Private sector sealed plant’s fate
Only last year ministers realised such a large centre might not be urgently needed. “When the Government saw how companies like AstraZeneca and Pfizer were fulfilling that manufacturing need, they could breathe a sigh of relief,” Duchars explains. “All that changed the dynamic of what VMIC was for.”
With VMIC far larger, “there was going to be a period where it simply wasn’t going to be profitable on day one,” Duchars says. The decision was then made to look for buyers.
According to Sir John, this is the right move: “I think quite frankly the Government can’t run something like that.” Its sale would secure cash back for the taxpayer. “Really, the facility is good. I doubt anyone is coming in and asking for it at half price,” he adds.
Oxford Biomedica, which borrowed equipment from VMIC during the pandemic to manufacture the AstraZeneca vaccine, is understood to be among those looking at the site. Also said to have tabled bids are Japan’s Fujifilm and Switzerland’s Lonza, according to the FT.
Experts agree these types of companies are the right custodians for VMIC. “If it’s not sitting there cold and they run it as part of their normal business, maybe with some agreement over UK surge capacity, then that’s the right way to do it,” says Dix.
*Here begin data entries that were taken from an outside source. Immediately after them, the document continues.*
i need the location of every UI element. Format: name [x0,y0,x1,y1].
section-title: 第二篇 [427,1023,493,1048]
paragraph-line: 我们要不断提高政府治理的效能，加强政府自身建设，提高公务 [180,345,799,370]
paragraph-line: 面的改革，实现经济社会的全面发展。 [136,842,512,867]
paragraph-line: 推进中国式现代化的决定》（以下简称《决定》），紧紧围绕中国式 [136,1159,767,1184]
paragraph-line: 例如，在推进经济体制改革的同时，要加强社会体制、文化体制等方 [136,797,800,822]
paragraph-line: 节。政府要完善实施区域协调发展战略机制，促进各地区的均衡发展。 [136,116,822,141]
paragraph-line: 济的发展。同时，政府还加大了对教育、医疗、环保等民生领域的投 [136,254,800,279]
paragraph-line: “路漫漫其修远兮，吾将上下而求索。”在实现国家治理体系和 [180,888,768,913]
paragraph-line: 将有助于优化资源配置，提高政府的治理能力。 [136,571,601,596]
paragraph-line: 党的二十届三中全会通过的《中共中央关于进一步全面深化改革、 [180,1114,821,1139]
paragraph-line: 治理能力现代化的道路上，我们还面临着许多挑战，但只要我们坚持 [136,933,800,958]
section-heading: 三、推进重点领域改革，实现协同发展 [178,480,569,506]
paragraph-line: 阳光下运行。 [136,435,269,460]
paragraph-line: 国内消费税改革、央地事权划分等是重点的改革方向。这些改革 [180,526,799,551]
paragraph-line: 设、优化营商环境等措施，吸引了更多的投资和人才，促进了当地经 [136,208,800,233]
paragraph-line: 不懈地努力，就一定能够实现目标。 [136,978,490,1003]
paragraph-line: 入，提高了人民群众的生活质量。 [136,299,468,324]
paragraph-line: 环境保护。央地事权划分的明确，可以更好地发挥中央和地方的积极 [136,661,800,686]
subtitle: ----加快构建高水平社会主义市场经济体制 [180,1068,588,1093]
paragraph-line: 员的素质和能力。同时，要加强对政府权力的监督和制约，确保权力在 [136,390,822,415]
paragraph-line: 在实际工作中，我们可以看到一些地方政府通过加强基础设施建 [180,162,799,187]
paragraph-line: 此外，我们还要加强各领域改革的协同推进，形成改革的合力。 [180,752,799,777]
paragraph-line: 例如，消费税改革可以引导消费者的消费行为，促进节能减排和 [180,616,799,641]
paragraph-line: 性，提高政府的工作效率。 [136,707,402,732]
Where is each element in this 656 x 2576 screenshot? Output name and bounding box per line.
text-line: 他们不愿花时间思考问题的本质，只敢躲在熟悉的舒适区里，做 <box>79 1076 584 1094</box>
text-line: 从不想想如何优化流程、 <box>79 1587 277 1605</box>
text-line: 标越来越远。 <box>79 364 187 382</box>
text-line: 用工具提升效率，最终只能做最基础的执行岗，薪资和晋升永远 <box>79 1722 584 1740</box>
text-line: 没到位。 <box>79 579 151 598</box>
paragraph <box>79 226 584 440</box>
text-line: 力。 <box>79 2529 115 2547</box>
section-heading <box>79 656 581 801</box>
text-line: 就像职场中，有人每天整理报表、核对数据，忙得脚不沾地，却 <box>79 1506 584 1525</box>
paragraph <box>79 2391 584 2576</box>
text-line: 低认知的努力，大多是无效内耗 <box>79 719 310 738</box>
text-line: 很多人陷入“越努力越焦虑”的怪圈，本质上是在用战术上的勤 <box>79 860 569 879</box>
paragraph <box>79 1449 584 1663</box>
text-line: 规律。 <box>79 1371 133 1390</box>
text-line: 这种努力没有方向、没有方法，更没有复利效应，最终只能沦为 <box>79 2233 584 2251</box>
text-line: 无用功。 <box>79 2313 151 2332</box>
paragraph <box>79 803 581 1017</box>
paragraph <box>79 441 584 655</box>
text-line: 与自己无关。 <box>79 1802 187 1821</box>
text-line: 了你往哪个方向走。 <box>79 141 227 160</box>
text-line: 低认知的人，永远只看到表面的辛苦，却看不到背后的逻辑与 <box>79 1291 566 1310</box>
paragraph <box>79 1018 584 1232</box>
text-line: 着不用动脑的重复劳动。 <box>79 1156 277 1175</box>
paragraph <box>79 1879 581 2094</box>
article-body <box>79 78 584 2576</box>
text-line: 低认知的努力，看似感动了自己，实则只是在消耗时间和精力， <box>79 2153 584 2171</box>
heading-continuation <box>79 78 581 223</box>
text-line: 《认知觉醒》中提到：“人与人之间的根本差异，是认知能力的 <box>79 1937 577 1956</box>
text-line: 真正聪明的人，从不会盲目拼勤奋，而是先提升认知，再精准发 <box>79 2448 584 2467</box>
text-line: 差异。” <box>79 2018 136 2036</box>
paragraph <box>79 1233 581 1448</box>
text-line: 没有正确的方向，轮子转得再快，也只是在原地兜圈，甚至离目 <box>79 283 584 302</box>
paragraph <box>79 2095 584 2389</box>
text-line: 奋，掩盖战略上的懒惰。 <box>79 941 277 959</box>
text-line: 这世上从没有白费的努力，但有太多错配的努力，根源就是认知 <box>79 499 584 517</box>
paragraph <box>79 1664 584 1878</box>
Yet, there remain frustrations over what this might mean for R&D in Britain. VMIC was initially slated to be a hub for innovation, where a swathe of companies could set up shop to try to work on next-generation vaccines.
In 2018, when the site was first envisioned, Government body UKRI put £66m into the site, saying it should “innovate new technologies, like personalised cancer vaccines”.
The fear is this could fall by the wayside and damage efforts to tackle the next pandemic. “It’s gone down a slightly different path in that it’s focused more on the commercial aspects of manufacturing,” says Duchars.
In his view, there is a risk that comes with forgetting VMIC’s purpose.
Britain’s vaccine work has been groundbreaking during the pandemic but there are fears it could take a step back. “Innovation is a really important part of how the UK will stay at the forefront of science,” Duchars says.
Getting a large production site online is one thing but, for Duchars, vaccine innovation should also be important: “I’d hope that that doesn’t get lost.”